Overall, the restructuring aims to reduce the redundancy of the system, equalize faculty workload, and increase efficiency. Members of the COG noted that a similar revision occurred in the early 1990s, suggesting that cycles of restructuring help maintain the governance structure.

However, among all the proposed changes, faculty and students have raised concerns about the plausibility of working groups, how certain mechanisms of different groups would function, and whether things would be lost in the transition.

Bowdoin Student Government President Dustin Brooks '08 said he is concerned about committee student representation, suggesting that the committee restructuring should add, not remove, student voice.

"My initial concern is that many committees dealing with student life are slated for elimination," Brooks remarked. "There are very few places where these groups come together, and with a working group structure, that conversation won't be as vibrant or constant."

Brooks said he is concerned about the removal of the Student Affairs Committee and whether or not working groups will be effectively utilized. All told, he said he hopes the restructuring proposal is "the beginning of a conversation rather than an attempt at finality."
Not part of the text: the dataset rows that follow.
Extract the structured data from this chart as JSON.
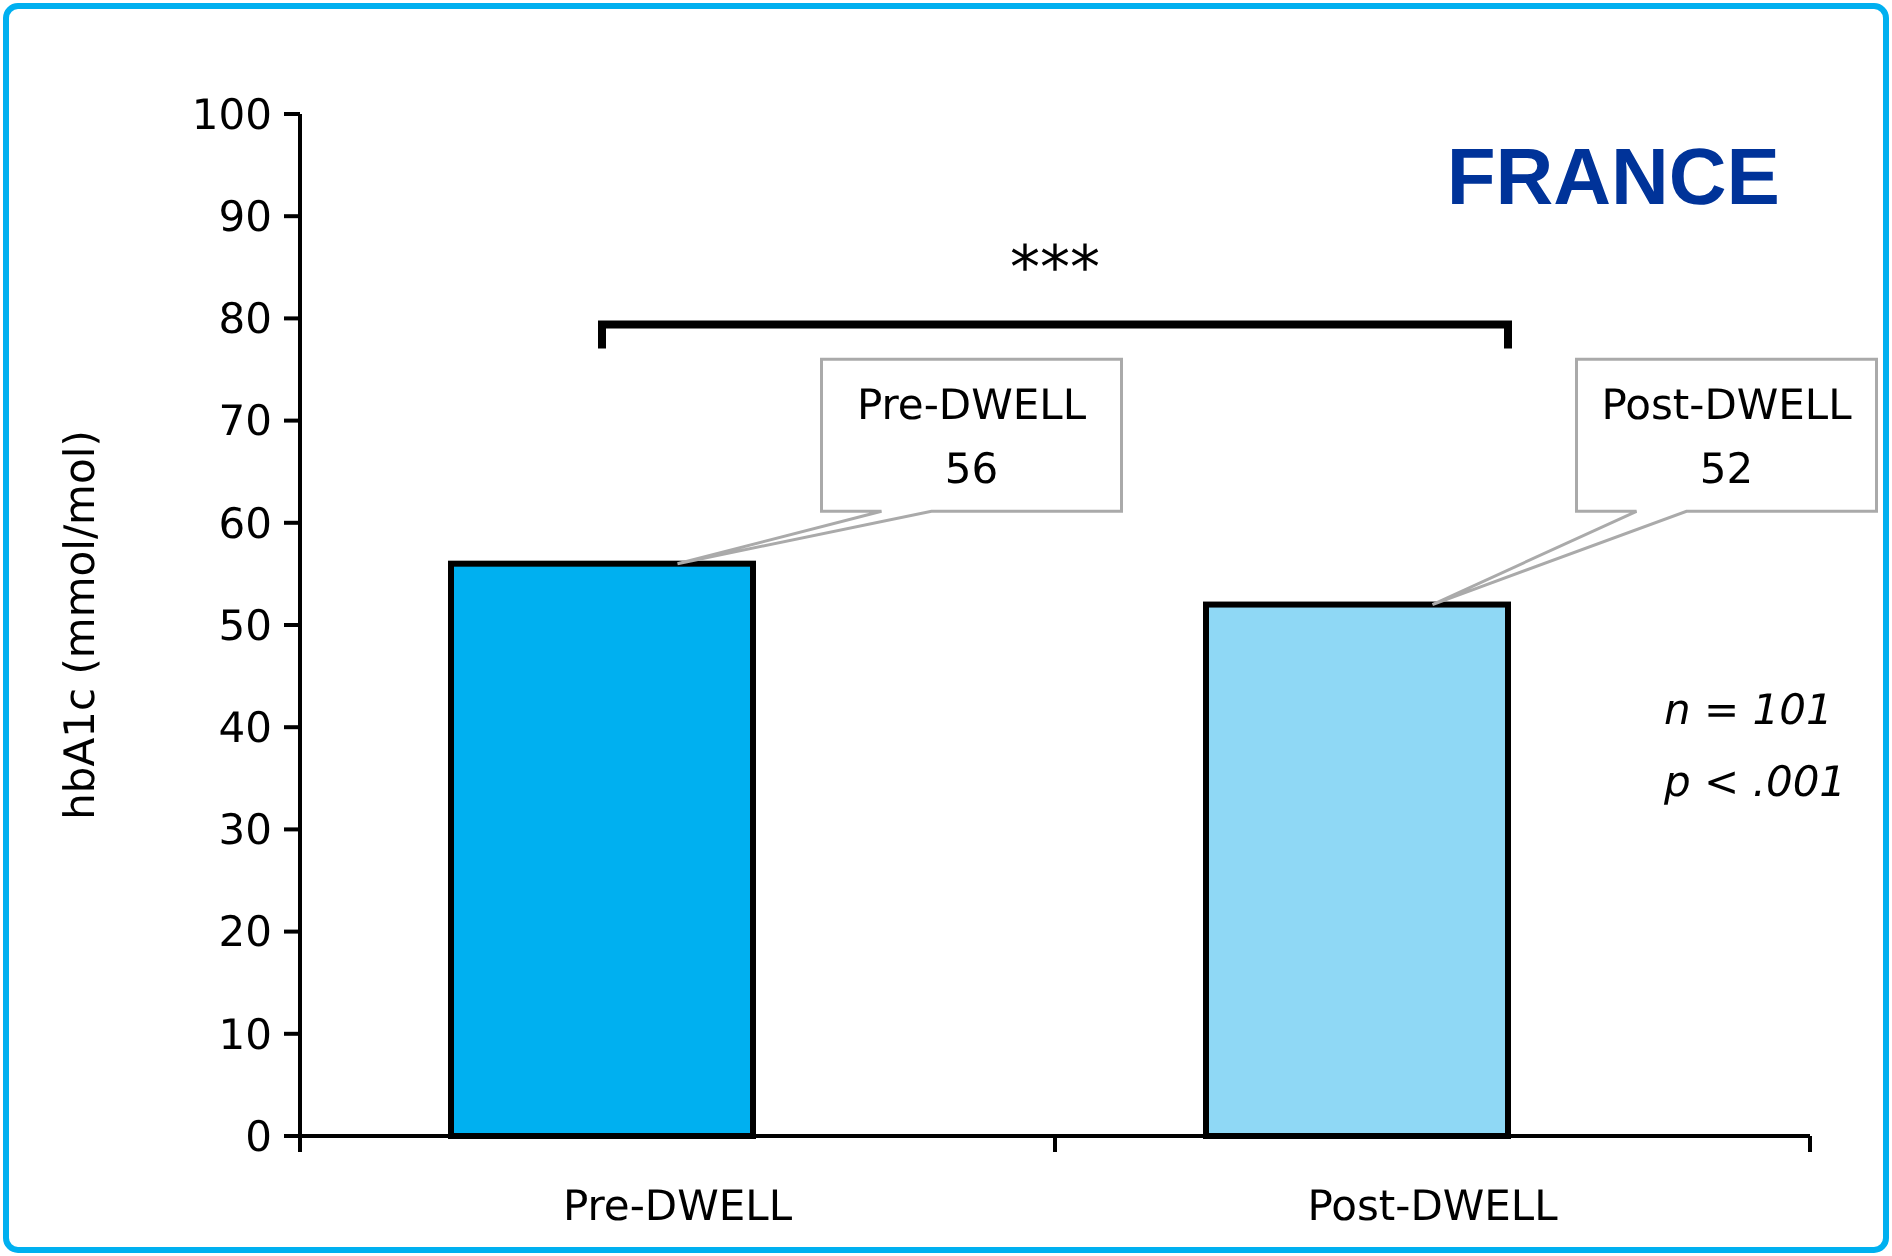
{
  "chart_data": {
    "type": "bar",
    "title": "FRANCE",
    "ylabel": "hbA1c (mmol/mol)",
    "categories": [
      "Pre-DWELL",
      "Post-DWELL"
    ],
    "values": [
      56,
      52
    ],
    "colors": [
      "#00b0f0",
      "#8fd8f5"
    ],
    "ylim": [
      0,
      100
    ],
    "yticks": [
      0,
      10,
      20,
      30,
      40,
      50,
      60,
      70,
      80,
      90,
      100
    ],
    "grid": false,
    "annotations": [
      "***",
      "n = 101",
      "p < .001",
      "Pre-DWELL\n56",
      "Post-DWELL\n52"
    ]
  }
}
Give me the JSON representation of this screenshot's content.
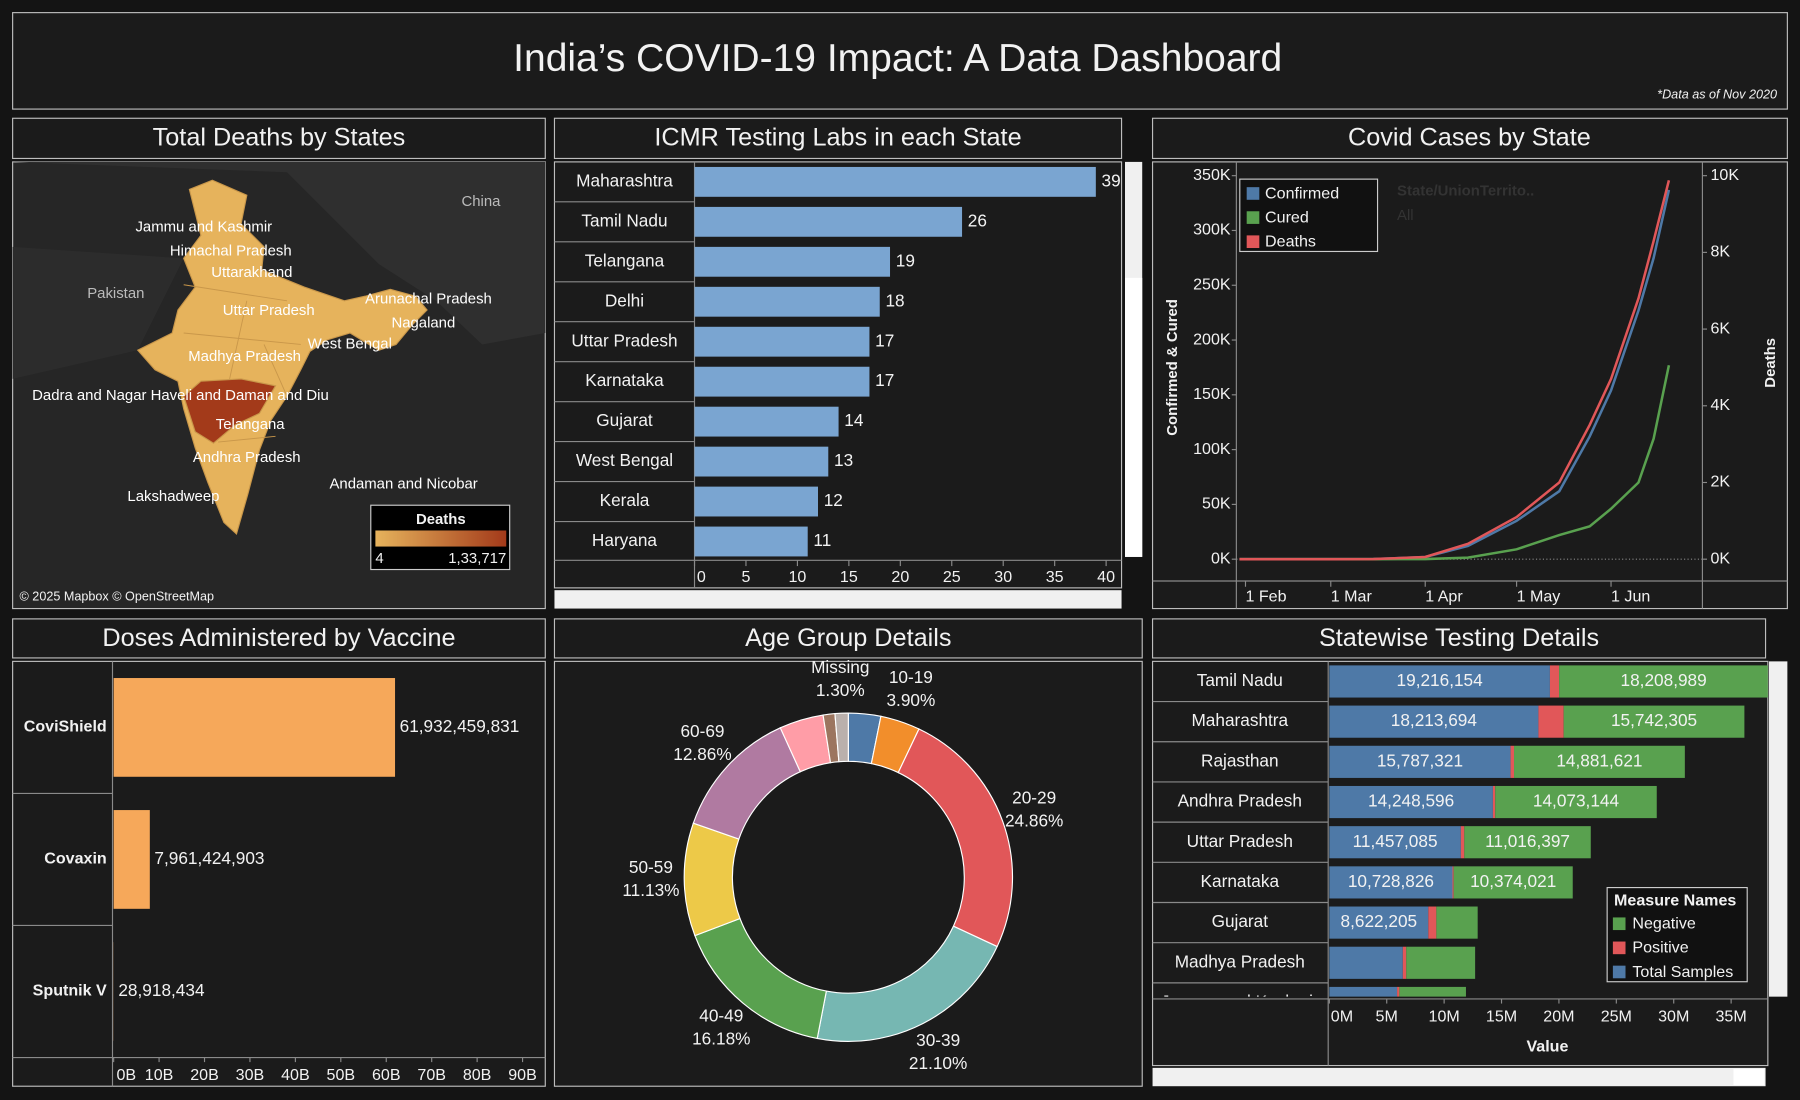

Brooks Winner '10, a student representative on the committee, said that the group is important not just for addressing pressing issues, but also for discussing everyday concerns that might not be addressed by targeted working groups. Winner said that while the committee could be improved, the forum for students and faculty is important.

"We're certainly in no way at all trying to make students smaller participants in the governance system," said Professor of Music Mary Hunter, a COG member. "We've cut a lot of faculty slots, so the corresponding student slots are lost. We haven't taken any students off of committees that will remain."
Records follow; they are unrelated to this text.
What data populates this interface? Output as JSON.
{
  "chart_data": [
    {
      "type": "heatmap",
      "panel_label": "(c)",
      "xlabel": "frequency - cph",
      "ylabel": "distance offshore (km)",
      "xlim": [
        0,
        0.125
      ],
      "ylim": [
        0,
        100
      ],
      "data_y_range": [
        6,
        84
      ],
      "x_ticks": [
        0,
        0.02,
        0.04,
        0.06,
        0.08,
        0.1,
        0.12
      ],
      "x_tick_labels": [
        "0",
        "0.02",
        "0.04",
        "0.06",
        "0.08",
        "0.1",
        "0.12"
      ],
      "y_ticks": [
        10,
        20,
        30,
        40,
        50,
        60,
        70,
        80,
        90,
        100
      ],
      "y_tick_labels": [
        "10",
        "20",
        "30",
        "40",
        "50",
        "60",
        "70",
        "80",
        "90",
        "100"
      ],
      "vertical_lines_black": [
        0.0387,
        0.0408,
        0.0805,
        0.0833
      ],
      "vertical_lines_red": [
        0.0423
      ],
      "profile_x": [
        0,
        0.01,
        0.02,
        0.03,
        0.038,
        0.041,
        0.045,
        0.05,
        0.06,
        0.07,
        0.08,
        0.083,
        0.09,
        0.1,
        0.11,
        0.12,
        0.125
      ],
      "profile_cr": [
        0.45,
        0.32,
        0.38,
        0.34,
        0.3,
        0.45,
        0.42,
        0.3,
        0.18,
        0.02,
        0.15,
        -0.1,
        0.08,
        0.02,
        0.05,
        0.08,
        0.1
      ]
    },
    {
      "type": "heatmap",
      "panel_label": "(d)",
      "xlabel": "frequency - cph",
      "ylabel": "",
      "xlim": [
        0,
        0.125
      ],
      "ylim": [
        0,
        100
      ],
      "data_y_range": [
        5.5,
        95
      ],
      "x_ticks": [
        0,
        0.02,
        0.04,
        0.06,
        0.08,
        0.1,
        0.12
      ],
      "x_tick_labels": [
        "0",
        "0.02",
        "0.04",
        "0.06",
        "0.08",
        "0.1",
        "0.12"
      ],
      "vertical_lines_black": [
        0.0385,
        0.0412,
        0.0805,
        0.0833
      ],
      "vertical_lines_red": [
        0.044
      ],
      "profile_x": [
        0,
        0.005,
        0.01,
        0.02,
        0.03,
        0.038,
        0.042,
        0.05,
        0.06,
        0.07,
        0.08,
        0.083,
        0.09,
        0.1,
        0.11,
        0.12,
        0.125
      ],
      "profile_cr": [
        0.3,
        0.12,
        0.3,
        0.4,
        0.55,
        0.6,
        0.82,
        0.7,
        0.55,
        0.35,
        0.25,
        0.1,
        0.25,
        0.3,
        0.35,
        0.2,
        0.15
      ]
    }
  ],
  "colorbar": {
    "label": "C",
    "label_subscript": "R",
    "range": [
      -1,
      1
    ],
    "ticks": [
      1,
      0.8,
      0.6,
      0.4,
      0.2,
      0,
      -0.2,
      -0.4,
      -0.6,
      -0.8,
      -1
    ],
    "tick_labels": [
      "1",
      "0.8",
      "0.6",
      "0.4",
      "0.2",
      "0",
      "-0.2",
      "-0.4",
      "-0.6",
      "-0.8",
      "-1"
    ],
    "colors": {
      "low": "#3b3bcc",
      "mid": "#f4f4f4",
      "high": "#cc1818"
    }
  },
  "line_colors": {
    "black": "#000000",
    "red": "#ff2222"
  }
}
Judd said that working groups would ensure that "student involvement is there at the right time and the right place."

She argued that such groups have the potential to be more effective than standing committees in that students would focus their time and energy on a specific problem, produce a recommendation, and see their work "come to fruition."

The draft proposal, presented at the last faculty meeting, is now being revised in response to the aforementioned concerns from the campus community. The revised proposal will be presented formally at November's faculty meeting and most likely voted on in December. If passed, the committee restructuring would take effect on July 1, 2008, with ongoing review and an overall evaluation of the changes three years later.

Herrera said that while some logistical concerns still need to be worked out, the proposal makes the committee structure more worthwhile.

"I think there's a lot of excitement for the proposal," he said. "It's rare that you have a chance to make a big, meaningful change to get things done. We think there are some win-wins here, we'll get more work done with less effort."